Então, reforçando a resposta de nosso questionamento sobre a presença da noção morineana de sujeito na proposição sobre a regeneração do humanismo, retomamos a ideia de que o indivíduo humano é um ser egocêntrico, autoeco- organizador; que é tudo para si; que não apenas é uma parte da totalidade da vida, mas também carrega em si a herança genética da vida como um todo; que tem em si condensada a história da physis; que se considera o ápice da hominização. Mas esse mesmo ser, quase todo poderoso, é também quase nada no universo: é um entre tantos outros seres da mesma espécie, a qual é apenas uma espécie entre tantas outras, habitando um espaço quase insignificante, especialmente quando olhado do ponto de vista astronômico, e um tempo minúsculo da história da humanidade, que por sua vez também é minúscula se comparada com a história da vida e com a história da physis.

Nesse sentido, a educação para o humanismo deveria ensinar as fraquezas, as grandezas e as interdependências do sapiens-demens, deveria ensinar a “[…]

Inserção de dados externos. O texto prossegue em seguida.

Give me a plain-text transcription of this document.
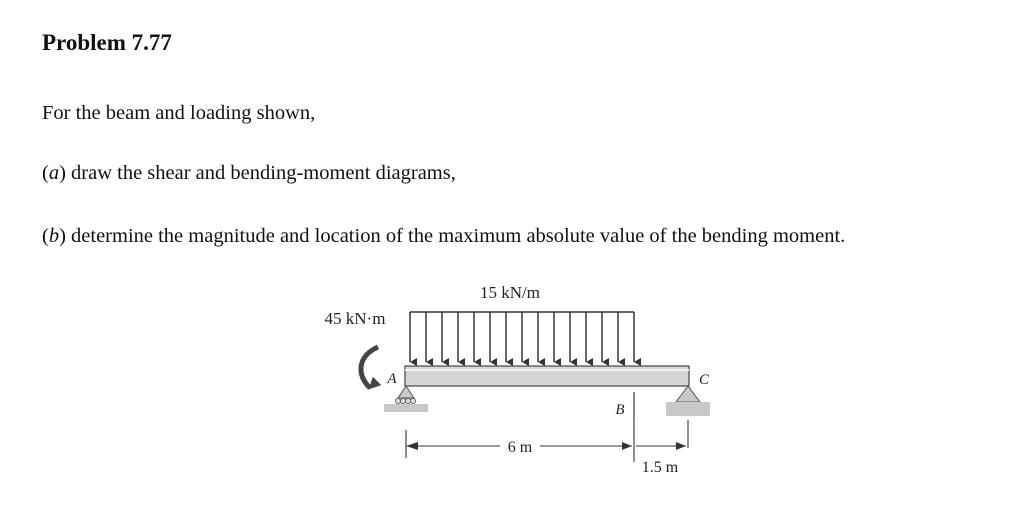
Problem 7.77
For the beam and loading shown,
(a) draw the shear and bending-moment diagrams,
(b) determine the magnitude and location of the maximum absolute value of the bending moment.
15 kN/m
45 kN·m
A	C
B
6 m
1.5 m
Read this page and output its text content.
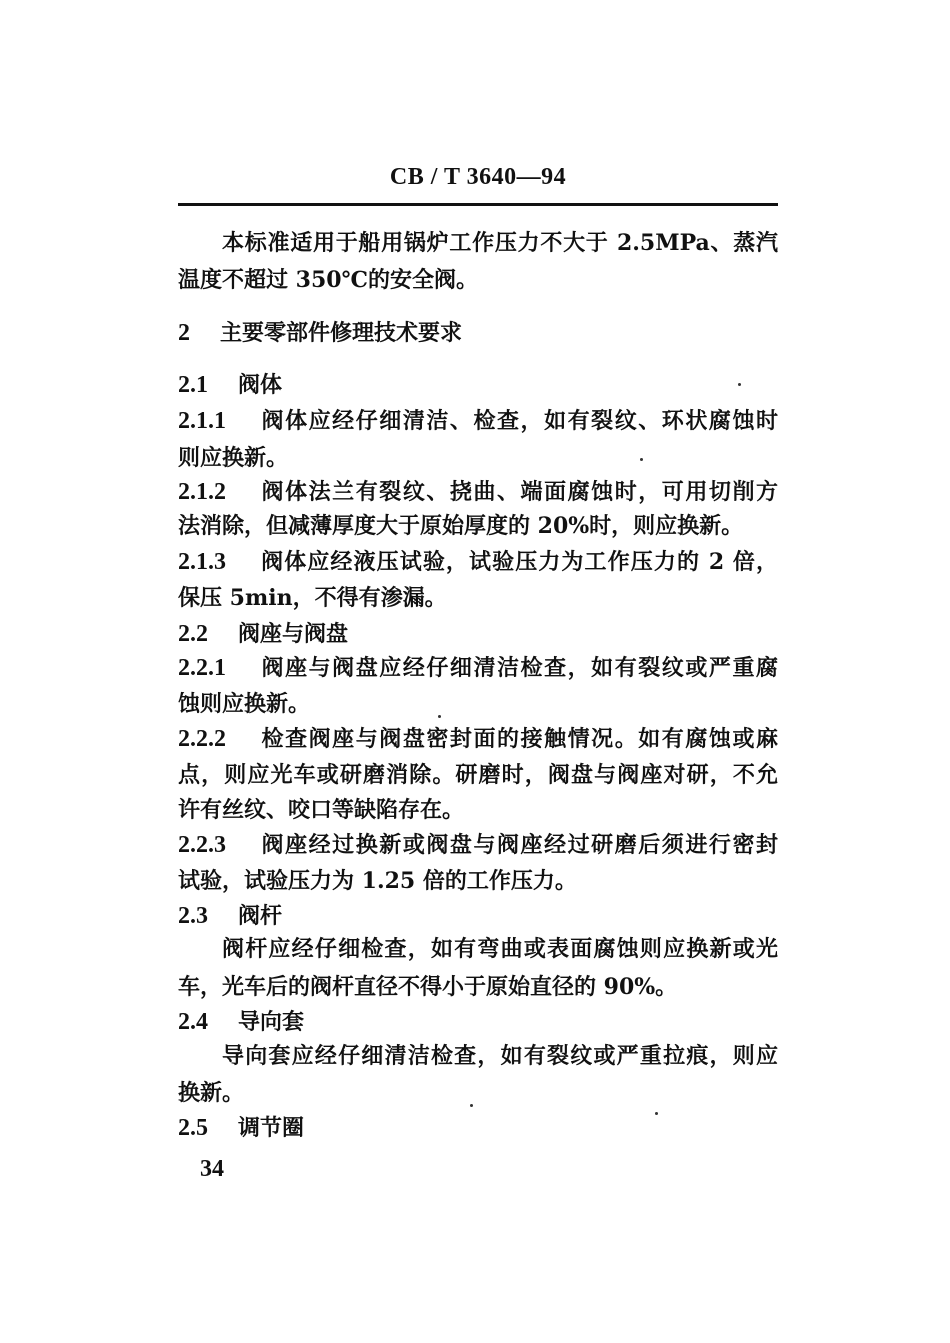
CB / T 3640—94
本标准适用于船用锅炉工作压力不大于 2.5MPa、蒸汽
温度不超过 350℃的安全阀。
2 主要零部件修理技术要求
2.1 阀体
2.1.1 阀体应经仔细清洁、检查，如有裂纹、环状腐蚀时
则应换新。
2.1.2 阀体法兰有裂纹、挠曲、端面腐蚀时，可用切削方
法消除，但减薄厚度大于原始厚度的 20%时，则应换新。
2.1.3 阀体应经液压试验，试验压力为工作压力的 2 倍，
保压 5min，不得有渗漏。
2.2 阀座与阀盘
2.2.1 阀座与阀盘应经仔细清洁检查，如有裂纹或严重腐
蚀则应换新。
2.2.2 检查阀座与阀盘密封面的接触情况。如有腐蚀或麻
点，则应光车或研磨消除。研磨时，阀盘与阀座对研，不允
许有丝纹、咬口等缺陷存在。
2.2.3 阀座经过换新或阀盘与阀座经过研磨后须进行密封
试验，试验压力为 1.25 倍的工作压力。
2.3 阀杆
阀杆应经仔细检查，如有弯曲或表面腐蚀则应换新或光
车，光车后的阀杆直径不得小于原始直径的 90%。
2.4 导向套
导向套应经仔细清洁检查，如有裂纹或严重拉痕，则应
换新。
2.5 调节圈
34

sentir profundamente em si mesmo que cada um de nós constitui um momento ínfimo, uma parte minúscula de uma extraordinária epopeia que, embora dê continuidade à aventura da vida, começou à 7 milhões de anos” (MORIN, 2020, p.113).

Entendemos que, para Morin, ‘sentir profundamente’ significa se sentir participante daquilo que se é, enquanto sujeito. Então, se a educação do sujeito se dá no momento em que ele é capaz de sentir profundamente, dar condições para que isso aconteça parece ser uma das funções da educação. Por isso, a fim de regenerar o humanismo, seria necessário dar condições para o humano se sentir parte do destino da humanidade, como um cidadão do planeta Terra, como um ser vivo integrante da biosfera e um ser físico antropocósmico.

Assim, a educação deveria ajudar o sujeito humano, conforme uma expressão de Maria Cândida Moraes (2021), a ‘sentir-pensar’ seu pertencimento na aventura da vida, bem como ‘sentir-pensar’ a incerteza do viver, a incerteza do devir. Aliás, a incerteza também pode ser um estímulo para o bem viver, para evitar a prepotência, para colaborar com a vida do outro e ao mesmo tempo defender a própria vida, a fim de que ambos floresçam. Esse é um caminho de esperança, mas não se pode esquecer que o desespero também é uma possibilidade. No sujeito humano, normalmente, a esperança e o desespero caminham de mãos dadas, por vezes um recua enquanto o outro aumenta as passadas. Mas não existe vantagem que garanta a vitória final, até por que no fim da caminhada sujeito está o seu destino de se tornar objeto para outros sujeitos.